Vivíamos en una casa en
el campo. La recuerdo con su inmensa cocina y una larga mesa de roble macizo
donde comíamos, junto a mi madre, siete hermanos y Ernestina la cocinera.
Los momentos más gratos
de mi niñez fueron en San Antonio de Areco.
Mi padre había fallecido
y como yo era el hijo mayor, siempre me sentí algo responsable por el grupo
familiar.
En las horas de la
siesta debíamos guardar silencio y, por tal motivo el sótano era el lugar ideal
para nuestro esparcimiento. Allí se guardaba todo material en desuso como
lámparas, camas, sillones rotos, cajas que no debían abrirse, y hasta un rifle
oxidado que era parte de nuestros juegos.
El sótano tenía una
ventanita horizontal alargada, con no más de veinte centímetros de alto, por
donde asomaba a veces un pedazo de cielo, siempre y cuando la hierba del jardín
no la tapara, pues estaba casi al ras de la tierra, pero nosotros, desde
adentro, nos subíamos a un baúl para poder mirar hacia afuera.
A los dieciocho años,
decidí ir a estudiar a la Ciudad de La Plata, mi madre decía que era más
tranquila que la Capital Federal. Yo quería ser veterinario, teníamos algunos
animales y siempre me interesó el tema. Alquilamos un departamentito junto con
un amigo de Areco. Quería terminar rápido la carrera así que me dedique de
lleno al estudio, ya que mi madre era la que lo costeaba.
Fue en la clase de
Microbiología que conocí a Gabriela.
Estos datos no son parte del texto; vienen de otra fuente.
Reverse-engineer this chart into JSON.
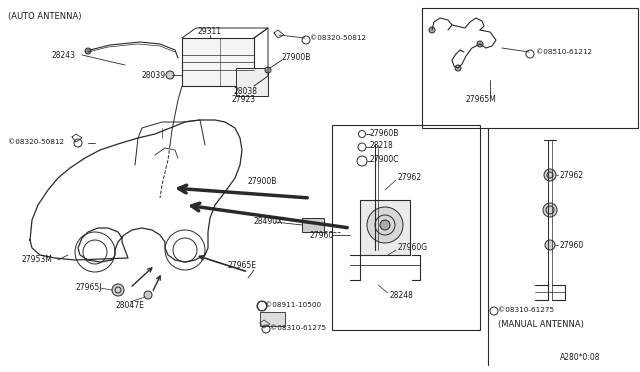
{
  "bg_color": "#ffffff",
  "line_color": "#2a2a2a",
  "text_color": "#1a1a1a",
  "fig_width": 6.4,
  "fig_height": 3.72,
  "dpi": 100,
  "labels": {
    "auto_antenna": "(AUTO ANTENNA)",
    "manual_antenna": "(MANUAL ANTENNA)",
    "part_number": "A280*0:08",
    "29311": "29311",
    "28243": "28243",
    "28039": "28039",
    "28038": "28038",
    "27900B_top": "27900B",
    "27900B_mid": "27900B",
    "27923": "27923",
    "08320_top": "©08320-50812",
    "08320_left": "©08320-50812",
    "27960B": "27960B",
    "28218": "28218",
    "27900C": "27900C",
    "27962_mid": "27962",
    "27962_right": "27962",
    "27960_mid": "27960",
    "27960_right": "27960",
    "27960G": "27960G",
    "28490X": "28490X",
    "27965E": "27965E",
    "27953M": "27953M",
    "27965J": "27965J",
    "28047E": "28047E",
    "28248": "28248",
    "08891": "©08911-10500",
    "08310_mid": "©08310-61275",
    "08310_right": "©08310-61275",
    "27965M": "27965M",
    "08510": "©08510-61212"
  }
}
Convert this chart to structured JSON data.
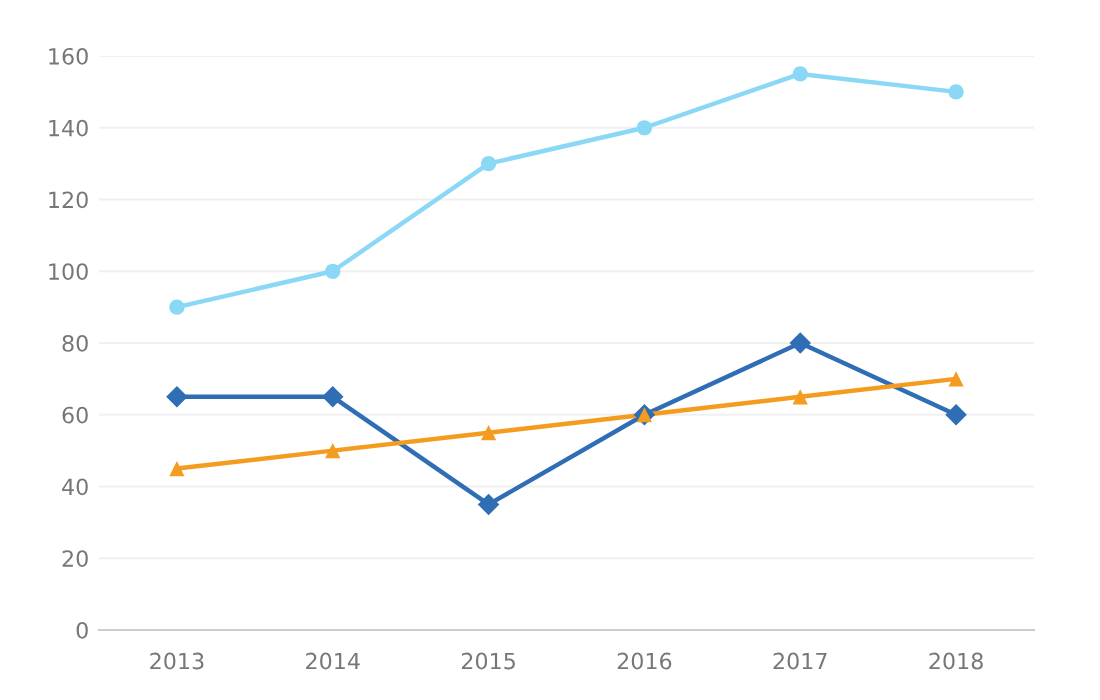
{
  "chart_data": {
    "type": "line",
    "categories": [
      "2013",
      "2014",
      "2015",
      "2016",
      "2017",
      "2018"
    ],
    "series": [
      {
        "color": "#8ad8f5",
        "marker": "circle",
        "values": [
          90,
          100,
          130,
          140,
          155,
          150
        ]
      },
      {
        "color": "#2f6db5",
        "marker": "diamond",
        "values": [
          65,
          65,
          35,
          60,
          80,
          60
        ]
      },
      {
        "color": "#f39c1f",
        "marker": "triangle",
        "values": [
          45,
          50,
          55,
          60,
          65,
          70
        ]
      }
    ],
    "ylim": [
      0,
      160
    ],
    "yticks": [
      0,
      20,
      40,
      60,
      80,
      100,
      120,
      140,
      160
    ],
    "grid": "y",
    "legend": false
  }
}
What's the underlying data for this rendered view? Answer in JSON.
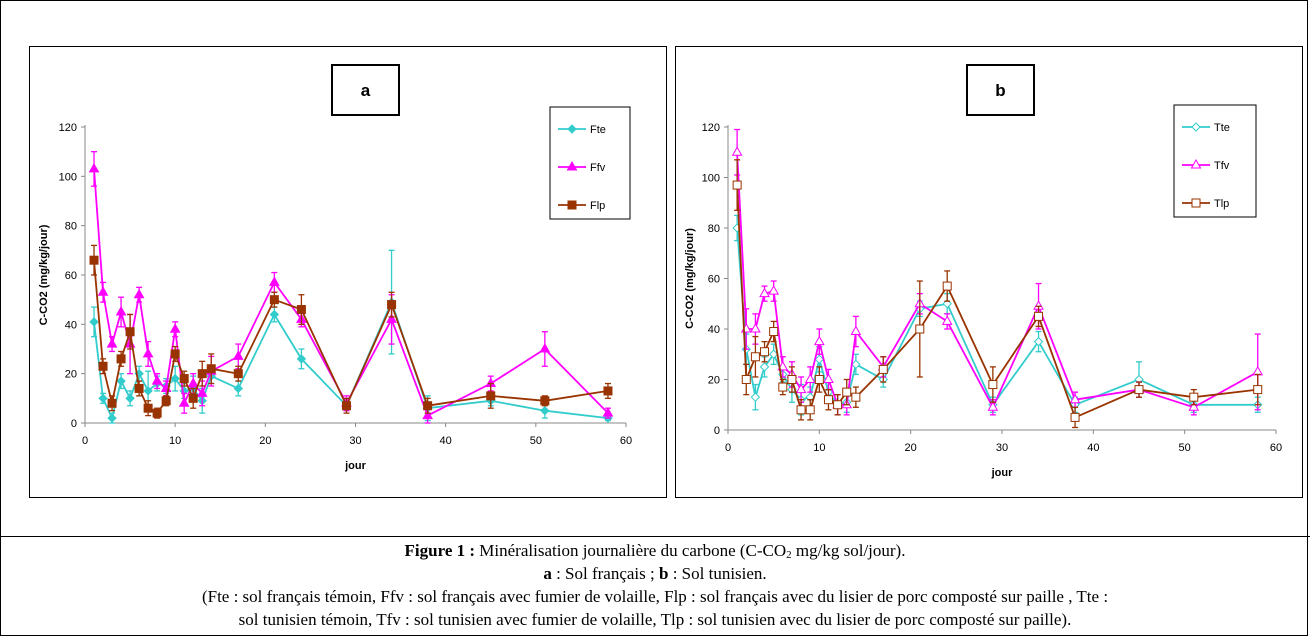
{
  "figure": {
    "caption_label": "Figure 1 :",
    "caption_text_pre": " Minéralisation journalière du carbone (C-CO",
    "caption_sub": "2",
    "caption_text_post": " mg/kg sol/jour).",
    "subcaption": {
      "a_letter": "a",
      "a_text": " : Sol français ; ",
      "b_letter": "b",
      "b_text": " : Sol tunisien."
    },
    "legend_line1": "(Fte : sol français témoin, Ffv : sol français avec fumier de volaille, Flp : sol français avec du lisier de porc composté sur paille , Tte :",
    "legend_line2": "sol tunisien témoin, Tfv : sol tunisien avec fumier de volaille, Tlp : sol tunisien avec du lisier de porc composté sur paille)."
  },
  "chart_data": [
    {
      "type": "line",
      "panel_label": "a",
      "xlabel": "jour",
      "ylabel": "C-CO2 (mg/kg/jour)",
      "xlim": [
        0,
        60
      ],
      "ylim": [
        0,
        120
      ],
      "xticks": [
        0,
        10,
        20,
        30,
        40,
        50,
        60
      ],
      "yticks": [
        0,
        20,
        40,
        60,
        80,
        100,
        120
      ],
      "grid": false,
      "legend_position": "top-right",
      "x": [
        1,
        2,
        3,
        4,
        5,
        6,
        7,
        8,
        9,
        10,
        11,
        12,
        13,
        14,
        17,
        21,
        24,
        29,
        34,
        38,
        45,
        51,
        58
      ],
      "series": [
        {
          "name": "Fte",
          "color": "#33CCCC",
          "marker": "diamond",
          "values": [
            41,
            10,
            2,
            17,
            10,
            20,
            13,
            16,
            15,
            18,
            13,
            14,
            9,
            19,
            14,
            44,
            26,
            7,
            49,
            6,
            9,
            5,
            2
          ],
          "errors": [
            6,
            2,
            2,
            3,
            3,
            3,
            8,
            3,
            3,
            5,
            3,
            5,
            5,
            3,
            3,
            3,
            4,
            2,
            21,
            5,
            2,
            3,
            1
          ]
        },
        {
          "name": "Ffv",
          "color": "#FF00FF",
          "marker": "triangle",
          "values": [
            103,
            53,
            32,
            45,
            32,
            52,
            28,
            17,
            14,
            38,
            8,
            16,
            12,
            21,
            27,
            57,
            42,
            8,
            42,
            3,
            16,
            30,
            4
          ],
          "errors": [
            7,
            4,
            3,
            6,
            12,
            3,
            5,
            3,
            3,
            3,
            4,
            4,
            5,
            6,
            5,
            4,
            3,
            3,
            10,
            3,
            3,
            7,
            2
          ]
        },
        {
          "name": "Flp",
          "color": "#993300",
          "marker": "square",
          "values": [
            66,
            23,
            8,
            26,
            37,
            14,
            6,
            4,
            9,
            28,
            18,
            10,
            20,
            22,
            20,
            50,
            46,
            7,
            48,
            7,
            11,
            9,
            13
          ],
          "errors": [
            6,
            3,
            3,
            3,
            7,
            3,
            3,
            2,
            2,
            3,
            3,
            4,
            5,
            6,
            3,
            3,
            6,
            3,
            5,
            3,
            5,
            2,
            3
          ]
        }
      ]
    },
    {
      "type": "line",
      "panel_label": "b",
      "xlabel": "jour",
      "ylabel": "C-CO2 (mg/kg/jour)",
      "xlim": [
        0,
        60
      ],
      "ylim": [
        0,
        120
      ],
      "xticks": [
        0,
        10,
        20,
        30,
        40,
        50,
        60
      ],
      "yticks": [
        0,
        20,
        40,
        60,
        80,
        100,
        120
      ],
      "grid": false,
      "legend_position": "top-right",
      "x": [
        1,
        2,
        3,
        4,
        5,
        6,
        7,
        8,
        9,
        10,
        11,
        12,
        13,
        14,
        17,
        21,
        24,
        29,
        34,
        38,
        45,
        51,
        58
      ],
      "series": [
        {
          "name": "Tte",
          "color": "#33CCCC",
          "marker": "diamond-open",
          "values": [
            80,
            32,
            13,
            25,
            30,
            22,
            16,
            12,
            13,
            28,
            15,
            10,
            11,
            26,
            20,
            48,
            50,
            10,
            35,
            10,
            20,
            10,
            10
          ],
          "errors": [
            5,
            6,
            5,
            4,
            4,
            3,
            5,
            6,
            4,
            5,
            4,
            4,
            4,
            4,
            3,
            3,
            4,
            3,
            4,
            3,
            7,
            3,
            3
          ]
        },
        {
          "name": "Tfv",
          "color": "#FF00FF",
          "marker": "triangle-open",
          "values": [
            110,
            40,
            40,
            54,
            55,
            25,
            22,
            16,
            20,
            35,
            20,
            10,
            10,
            39,
            25,
            50,
            43,
            9,
            49,
            12,
            16,
            9,
            23
          ],
          "errors": [
            9,
            8,
            6,
            3,
            4,
            4,
            5,
            5,
            5,
            5,
            4,
            4,
            4,
            6,
            4,
            4,
            3,
            3,
            9,
            3,
            3,
            3,
            15
          ]
        },
        {
          "name": "Tlp",
          "color": "#993300",
          "marker": "square-open",
          "values": [
            97,
            20,
            29,
            31,
            39,
            17,
            20,
            8,
            8,
            20,
            12,
            10,
            15,
            13,
            24,
            40,
            57,
            18,
            45,
            5,
            16,
            13,
            16
          ],
          "errors": [
            10,
            6,
            8,
            4,
            4,
            3,
            5,
            4,
            4,
            5,
            4,
            4,
            5,
            4,
            5,
            19,
            6,
            7,
            4,
            4,
            3,
            3,
            6
          ]
        }
      ]
    }
  ]
}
Preparamos juntos la materia y todo
terminó en un enamoramiento que hizo tambalear mi concentración.
Egresamos juntos… más
tarde nos casamos y decidimos radicarnos en La Plata, donde nacieron Rafael y
Lorena.
Doce años más tarde, me
llegó la noticia del fallecimiento de mi madre, por lo que decidimos viajar a
Areco.
Un nudo en mi garganta,
me decía que no me había podido despedir de ella. El velorio se hizo en la
casa, allí estaban mis hermanos, Raúl y Florencia, ellos se habían quedado en
la casona.
La vieja Ernestina
me recibió llorando.
La noche se hizo larga.
Recorrí la casa con Gabriela. Por último, le mostré el sótano donde jugábamos
en las horas de la siesta, los trastos se habían multiplicado. Ya no necesitaba
el baúl para asomarme por la ventanita. Los pastos estaban cortados y se
divisaba un cielo estrellado. Fue entonces que entre las sombras, vi una luz
plateada muy brillante frente a la ventana que lentamente fue elevándose hasta
desaparecer… no estaba loco, Gabriela también la veía…
No había duda, mi madre
había querido despedirse de nosotros.